Aarto starts on Thursday, but demerit points delayed by another year

New traffic laws will be implemented in a phased approach, says Fikile Mbalula

01 July 2021 - 14:57
The Aarto phased rollout, intended to stem the carnage on SA’s roads, will take place over 12 months starting on July 1 2021.
The Aarto phased rollout, intended to stem the carnage on SA’s roads, will take place over 12 months starting on July 1 2021.
Image: Reuters

The much-awaited new Administrative Adjudication of Road Traffic Offences Act (Aarto) will be rolled out nationally in a phased approach from Thursday, but the licence demerit points system has been further delayed by a year.

Transport minister Fikile Mbalula said on Thursday that the act will be introduced in four phases, culminating in the coming online of the Points Demerit System (PDS) on July 1 2022.

Traffic violations are currently handled as criminal offences, but the Aarto Amendment Act passed in 2019 decriminalises most traffic violations and seeks to deal with them via an administrative rather than criminal process.

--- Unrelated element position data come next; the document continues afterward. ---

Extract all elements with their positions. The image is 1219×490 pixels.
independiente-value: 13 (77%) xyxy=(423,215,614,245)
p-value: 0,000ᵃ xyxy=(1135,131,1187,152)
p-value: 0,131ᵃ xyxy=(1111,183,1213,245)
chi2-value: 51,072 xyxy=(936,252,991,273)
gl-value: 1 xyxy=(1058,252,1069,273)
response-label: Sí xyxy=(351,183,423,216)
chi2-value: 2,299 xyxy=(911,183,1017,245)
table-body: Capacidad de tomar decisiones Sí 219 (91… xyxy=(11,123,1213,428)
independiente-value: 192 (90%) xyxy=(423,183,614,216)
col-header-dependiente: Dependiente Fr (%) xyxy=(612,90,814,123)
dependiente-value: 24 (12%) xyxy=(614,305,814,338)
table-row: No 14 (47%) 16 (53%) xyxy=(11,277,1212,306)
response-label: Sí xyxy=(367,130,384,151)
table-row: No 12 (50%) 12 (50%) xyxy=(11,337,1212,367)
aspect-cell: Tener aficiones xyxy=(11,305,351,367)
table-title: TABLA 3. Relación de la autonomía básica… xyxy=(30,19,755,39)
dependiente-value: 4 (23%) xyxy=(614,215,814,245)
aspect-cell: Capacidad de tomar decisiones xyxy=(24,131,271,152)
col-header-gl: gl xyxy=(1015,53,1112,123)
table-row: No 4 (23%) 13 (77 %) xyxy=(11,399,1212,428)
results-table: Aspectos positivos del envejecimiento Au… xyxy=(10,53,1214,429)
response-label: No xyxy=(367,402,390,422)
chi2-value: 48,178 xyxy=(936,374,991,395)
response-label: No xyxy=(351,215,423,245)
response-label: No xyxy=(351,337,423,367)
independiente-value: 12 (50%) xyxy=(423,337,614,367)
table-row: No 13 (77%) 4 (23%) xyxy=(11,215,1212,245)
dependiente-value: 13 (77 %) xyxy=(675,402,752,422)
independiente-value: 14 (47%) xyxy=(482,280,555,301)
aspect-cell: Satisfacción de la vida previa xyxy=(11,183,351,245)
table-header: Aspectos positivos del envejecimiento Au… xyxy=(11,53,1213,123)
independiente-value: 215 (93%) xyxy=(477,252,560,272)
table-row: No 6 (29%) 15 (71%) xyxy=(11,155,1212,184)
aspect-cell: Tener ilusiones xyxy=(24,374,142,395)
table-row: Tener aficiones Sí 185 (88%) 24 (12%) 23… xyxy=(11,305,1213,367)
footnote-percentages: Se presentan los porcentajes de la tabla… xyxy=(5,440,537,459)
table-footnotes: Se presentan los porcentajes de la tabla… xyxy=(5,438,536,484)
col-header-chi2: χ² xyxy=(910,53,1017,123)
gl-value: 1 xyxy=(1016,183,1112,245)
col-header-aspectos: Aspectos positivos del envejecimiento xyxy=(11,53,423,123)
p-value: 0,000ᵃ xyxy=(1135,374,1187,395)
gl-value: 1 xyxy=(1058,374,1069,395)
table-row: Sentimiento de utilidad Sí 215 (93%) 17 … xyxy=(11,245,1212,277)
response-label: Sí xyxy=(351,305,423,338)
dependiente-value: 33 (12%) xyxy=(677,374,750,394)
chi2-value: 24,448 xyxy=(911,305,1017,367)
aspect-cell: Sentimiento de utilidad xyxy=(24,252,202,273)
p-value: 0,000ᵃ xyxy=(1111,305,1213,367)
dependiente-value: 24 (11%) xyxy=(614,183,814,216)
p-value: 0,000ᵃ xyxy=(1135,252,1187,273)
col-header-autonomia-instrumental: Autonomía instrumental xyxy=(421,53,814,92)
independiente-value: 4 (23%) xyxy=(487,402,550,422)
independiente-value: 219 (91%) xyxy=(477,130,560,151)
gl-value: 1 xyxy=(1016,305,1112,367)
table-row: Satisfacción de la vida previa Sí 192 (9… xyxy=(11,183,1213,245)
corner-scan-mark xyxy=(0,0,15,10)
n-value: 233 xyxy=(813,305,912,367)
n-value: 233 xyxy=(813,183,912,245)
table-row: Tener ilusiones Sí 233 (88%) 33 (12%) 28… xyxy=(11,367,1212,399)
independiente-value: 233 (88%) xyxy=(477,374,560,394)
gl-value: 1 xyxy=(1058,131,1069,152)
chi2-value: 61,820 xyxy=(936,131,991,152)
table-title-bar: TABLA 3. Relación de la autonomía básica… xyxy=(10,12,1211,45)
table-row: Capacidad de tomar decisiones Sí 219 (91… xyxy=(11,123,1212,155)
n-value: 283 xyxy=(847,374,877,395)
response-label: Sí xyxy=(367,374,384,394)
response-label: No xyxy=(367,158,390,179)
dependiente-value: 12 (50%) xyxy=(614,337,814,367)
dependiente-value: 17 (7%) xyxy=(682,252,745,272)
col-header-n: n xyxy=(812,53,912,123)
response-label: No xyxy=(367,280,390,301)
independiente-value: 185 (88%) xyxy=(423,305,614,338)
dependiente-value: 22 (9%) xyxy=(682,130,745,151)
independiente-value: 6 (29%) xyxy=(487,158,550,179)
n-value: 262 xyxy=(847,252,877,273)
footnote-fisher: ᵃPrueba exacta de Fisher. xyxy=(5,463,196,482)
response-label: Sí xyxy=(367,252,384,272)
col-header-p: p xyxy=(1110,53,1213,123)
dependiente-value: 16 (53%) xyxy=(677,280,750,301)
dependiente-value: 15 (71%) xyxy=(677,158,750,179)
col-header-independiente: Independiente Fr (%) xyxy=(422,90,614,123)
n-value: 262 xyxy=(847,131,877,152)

Old traffic fines incurred under the Criminal Procedures Act will have to be paid, and there is no “clean slate” for previous offenders with the introduction of Aarto.

In a country that sees around 14,000 road deaths a year, the PDS aims to penalise repeat driving offenders through a points demerit system. Drivers will start with 0 points and be allowed to drive until they reach a maximum 15 points.

A driver who collects more than 15 points will have their driver’s licence suspended for up to three months. Three suspensions will result in a licence being cancelled. The driver will then have to retake the learner’s licence and driving tests.

Mbalula said the first phase of the rollout from July 1 to September 30 2021 is intended to increase the footprint of the Road Traffic Infringement Agency (RTIA) nationally to be closer to the public, through seven Aarto service outlets and online services such as the Aarto website and the Aarto mobile application.

These service outlets will allow the public to exercise their Aarto elective options, especially those in rural communities. Issuing authorities in all provinces will be in a position to facilitate access to the elective options and give the public the ability to pay for their infringements anywhere in the country.

This phase will be accompanied by aggressive public awareness and education campaigns to ensure all road users are empowered with Aarto education in a language they understand.

The second phase from October 1 to December 31 2021 will see 77 local and metropolitan municipalities coming online with the Aarto process.

The adjudication process and appeals tribunal will be set in motion to help infringers resolve their traffic infringements with ease without burdening the courts of law. If an alleged infringer is not in agreement with the adjudication results, they can approach the independent appeals tribunal as a recourse in the administrative justice process.

This will reduce the burden on the courts and decriminalise traffic infringements, save for offences that will be dealt with by the courts, said Mbalula.

This will be adopted to ensure a seamless transition, further enhanced with the coming online of another 18 Aarto service outlets with intensified public awareness and education campaigns.

The third phase of the rollout will run from January 1 to June 30 2022 and will be characterised by the coming on board of the remaining 144 local municipal areas.

The fourth phase will wrap up the entire implementation of Aarto from July 1 2022 when the PDS and driver rehabilitation programmes will be introduced.

“By the time we reach this milestone, there will be no excuse among our road users that they do not understand the implications and consequences of the Aarto process,” said Mbalula.

“Considering the significant impact the points demerit system will have on the public, it is critical intensive public awareness and education campaigns are intensified to ensure every road user in the country understands the implications of the suspension and cancellation of licences due to non-compliant behaviour with road traffic laws,” he said.

“We must be mindful that Aarto is being introduced to save lives, and if you are compliant with all road traffic laws you have nothing to worry about. SA has to remain true to the commitments made to the UN Decade of Action for Road Safety 2021—2030. We have made a commitment to arresting the carnage on our roads and committed to reimagine our approach to road safety and making sure our people arrive alive when using our roads.”

Road users will be able to view and query their fines on the www.aarto.gov.za website or Aarto mobile app, where they can nominate the driver of the vehicle, apply for representation, apply for a revocation of an enforcement order, or arrange to pay their fines in instalments up to a period of six months.

There has been opposition to Aarto from the Automobile Association (AA) and the Organisation Undoing Tax Abuse (Outa), with the latter filing a high court application against the Aarto Act, asking for it to be declared unconstitutional.

The organisation said government should not have proceeded the nationwide rollout on July 1 until the constitutional challenge has been heard on October 18 and 19 2021.

Like the AA, Outa has been an outspoken critic of the act and believes Aarto will not achieve its objectives of improving road safety and reducing fatalities.

“Aarto was rolled out in Gauteng 10 years ago and failed spectacularly. Statistics do not support the claim it will lead to a reduction in fatalities on roads,” said Outa.